Having recently stumbled across a handful of videos of people riding waves with ease with nothing more than something strapped to their hand, we figured a handplane could be a potential addition to our quivers.
You know, for those days where it isn't pumping. However, what started as a backup to surfing soon became our new reason for hitting the water - handplaning.
Bodysurfing has recently been popularized, becoming the focus of Keith Malloy's awe-inspiring "Come Hell or High Water" documentary.
This alternative form of wave-riding surfing subculture harnesses the ocean's energy as you intimately ride the surf it spits out.
This stripped-back form of wave riding embraces simplicity and helps connect you with the purest stoke.
Handplaning, an upgrade to bodysurfing, ensures you can get even more out of your surf sessions by providing longer, cleaner rides, allowing you to stick to your line more easily, change direction effortlessly, and even attempt a barrel roll when you're feeling confident.
More than anything else, though, it's immensely good fun.
Free from being tethered to a bodyboard or surfboard and without the added stresses involved in picking and sticking the perfect wave, handplaning allows you to experience surf like never before.
Easy Start
What was previously just a barely known pastime - til now predominantly isolated to surfing's infamous Hawaiian and Polynesian history spots - is now fast becoming a legitimate water sport, making room for itself on surfing's world stage.
With the World Bodysurfing Championships just gone and the first annual UK Bodysurfing Championships arriving in Newquay, momentum is certainly with the bodysurfing fraternity.
With paipos, alaias, and now handplanes increasingly taking their spot on most surf shops' shelves, an "alternative wave sliding culture" grows in stature.

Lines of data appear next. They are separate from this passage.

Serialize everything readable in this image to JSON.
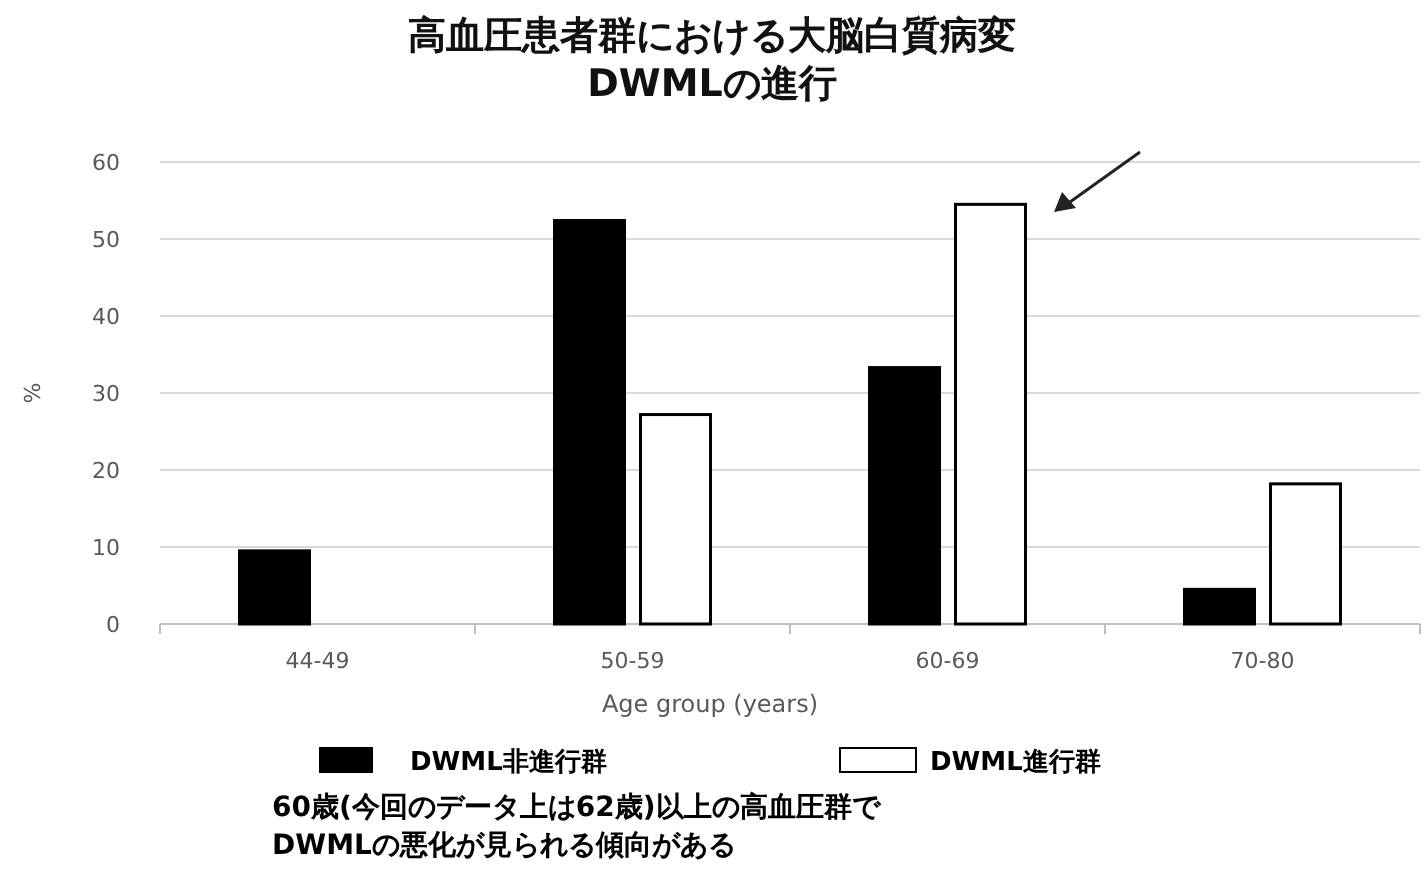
{
  "chart_data": {
    "type": "bar",
    "title": "高血圧患者群における大脳白質病変 DWMLの進行",
    "xlabel": "Age group (years)",
    "ylabel": "%",
    "categories": [
      "44-49",
      "50-59",
      "60-69",
      "70-80"
    ],
    "series": [
      {
        "name": "DWML非進行群",
        "color": "#000000",
        "values": [
          9.5,
          52.4,
          33.3,
          4.5
        ]
      },
      {
        "name": "DWML進行群",
        "color": "#ffffff",
        "values": [
          0,
          27.2,
          54.5,
          18.2
        ]
      }
    ],
    "ylim": [
      0,
      60
    ],
    "yticks": [
      0,
      10,
      20,
      30,
      40,
      50,
      60
    ],
    "grid": "y",
    "legend": "bottom",
    "annotations": [
      "60歳(今回のデータ上は62歳)以上の高血圧群で",
      "DWMLの悪化が見られる傾向がある"
    ]
  }
}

The accessibility of the sport is its beauty, meaning picking up handplaning couldn't be quicker or simpler.
It doesn't matter if you have experience from surfing or bodyboarding or if handplaning is your reason for getting in the water.
Paddling in front of a peaking wave with a handboard out in front of you is all you need to do to get yourself flying down its face and soon hurtling through your first tube ride.
Something everyone dreams about but few actually experience. And it doesn't take much more explaining than that.
All you need is a handplane and a pair of swim fins.
Riding a Wave
When you find a wave coming your way, stretch your body out in a Superman-like position, your handplane on your leading hand, kick like mad, and as the wave reaches your feet, you'll feel it lift you up, and now you're bodysurfing.
But don't stop kicking.
Pick your line by positioning your leading hand and ride the section until, if you're lucky, that wall of water will barrel over you - wrapping you up within.
Push your handboard into the surface of the water and feel it talk back to you as it lifts you further out of the water. Hey, presto! You've just experienced handplaning.
Now swim back out there and do it all again.
As all surfers know, not all spots contain a perfect right-hander that works all year round, and conditions are about as consistent as they are variable.
The most satisfying thing about handplaning is that even on those blown-out choppy days or those pancake-flat lifeless days, you'll still manage to find yourself riding a wave when most others around you aren't.
So now you can see why having a handplane in your quiver isn't just a good idea - it's a necessity.